Trayn had the eyes-and talents-to take that closer look, and nausea rose into the back of his throat again as he realized what he was actually seeing. No wonder no horse wanted to be any closer to Cherdahn than it had to be!

"My dear Cherdahn," Tremala half-laughed, "surely you don't think Wencit of Rūm could possibly have failed to realize that someone besides us is waiting for him?" She shook her head with an insouciance in the face of Cherdahn's presence which warned Trayn that she must be even more powerful in her own right than he'd been assuming. "He's been chipping away at my glamour for days now, and I'd be astonished if he hadn't already deduced most of what we're up to long before he ever saw the Bloody Hand's little lightning flash."

"Indeed?" Cherdahn's voice remained as deep, as polished. As hungry. Yet Trayn knew Tremala had scored a hit of her own.

"Oh, yes, indeed." This time Tremala did laugh out loud. "That's what makes him so persistently . . . irritating. Still, he's also persistently predictable.
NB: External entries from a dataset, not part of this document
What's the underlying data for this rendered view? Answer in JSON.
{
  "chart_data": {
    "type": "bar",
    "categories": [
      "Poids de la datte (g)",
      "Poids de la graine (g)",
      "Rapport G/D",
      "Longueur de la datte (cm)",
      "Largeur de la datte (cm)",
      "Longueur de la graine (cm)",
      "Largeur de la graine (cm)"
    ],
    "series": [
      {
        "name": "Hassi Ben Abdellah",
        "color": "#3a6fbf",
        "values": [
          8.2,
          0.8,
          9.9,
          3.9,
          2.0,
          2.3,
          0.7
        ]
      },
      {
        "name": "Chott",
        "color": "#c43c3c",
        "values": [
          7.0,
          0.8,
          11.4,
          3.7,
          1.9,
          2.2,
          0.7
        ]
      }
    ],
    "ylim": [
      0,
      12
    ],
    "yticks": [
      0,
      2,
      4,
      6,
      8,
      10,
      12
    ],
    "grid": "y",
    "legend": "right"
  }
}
The subtlety, Cherdahn, was involved in getting Bahzell here against odds sufficiently daunting to convince Wencit that this time the Bloody Hand and his little horsey were going to need all the help they could get."

"So, you see the Scorpion as bait?" Cherdahn inquired almost genially.

"Of course I do. But not just as bait. Even laying aside the fact that He and the Lady are allies, no one but a fool-which, I assure you, I'm not-would ever underestimate the power of His greater servants. True, they haven't fared especially well against the Bloody Hand in the past, but, then neither have the Lady's efforts and servants, have we?" Tremala shook her head. "Dealing with Bahzell, especially with Wencit in the vicinity, is going to require the combination of all our strength. Still, there's no point in denying that the Scorpion's presence is always almost impossible to conceal from one of Tomanâk's champions. Which is why He and the Lady decided to . . . make use of that fact. Turn a challenge into an advantage, as it were. And, of course, our own modest efforts to insure that Wencit would be looking in the right direction at the critical moment constitute 'bait' in their own right."

"I see." Cherdahn gazed up at her for several moments, then shrugged. "I don't suppose I could quibble with any of that. And, as you say, at the moment things seem to be proceeding quite nicely. Won't you dismount and join us for supper? We ought to just about have time to finish dining before the first of our guests arrive."

X

*I truly do hate these miserable holes in the ground,* Walsharno said in the depths of Bahzell's brain.

The starry night had wrapped itself in a thickening shroud of cloud, and the hradani smelled rapidly approaching rain on a strengthening wind out of the east. The disappearance of the stars and the orange sliver of moon which had floated among them had turned the night pitchy black, but Walsharno was a courser and Bahzell was a hradani, and both of them could see with remarkable clarity.

Not that either of them was very happy about what they could see.

"I've no doubt at all, at all, as how old Demon Breath would never dream of upsetting you if you'd only be telling him that," Bahzell responded to Walsharno's disgusted observation.

*Very funny. And I suppose you'll still be laughing when we ride into that outsized drainpipe?*

"I'm not so very sure we're going to be doing any riding down it," Bahzell said rather more seriously.

*Going in there all by yourself wouldn't be the brightest thing even a hradani has ever done,* Walsharno pointed out acidly.

"And are you after telling me that agreeing to be one of himself's champions and all was after being a 'bright' thing for a hradani to be doing?"

*Don't try to laugh it off. You and I both know there's more than enough trouble for any two-or three-champions waiting in there.*

"Aye, that there may be. Still and all, Walsharno, I'm thinking it's not so very likely as there'd be fighting room for you."

The hradani turned to look at his companion. At just over seven feet, nine inches, no one-not even another Horse Stealer-would ever consider Bahzell a small man, but Walsharno stood twenty-four and a half hands. Bahzell's head didn't quite top the huge stallion's shoulder.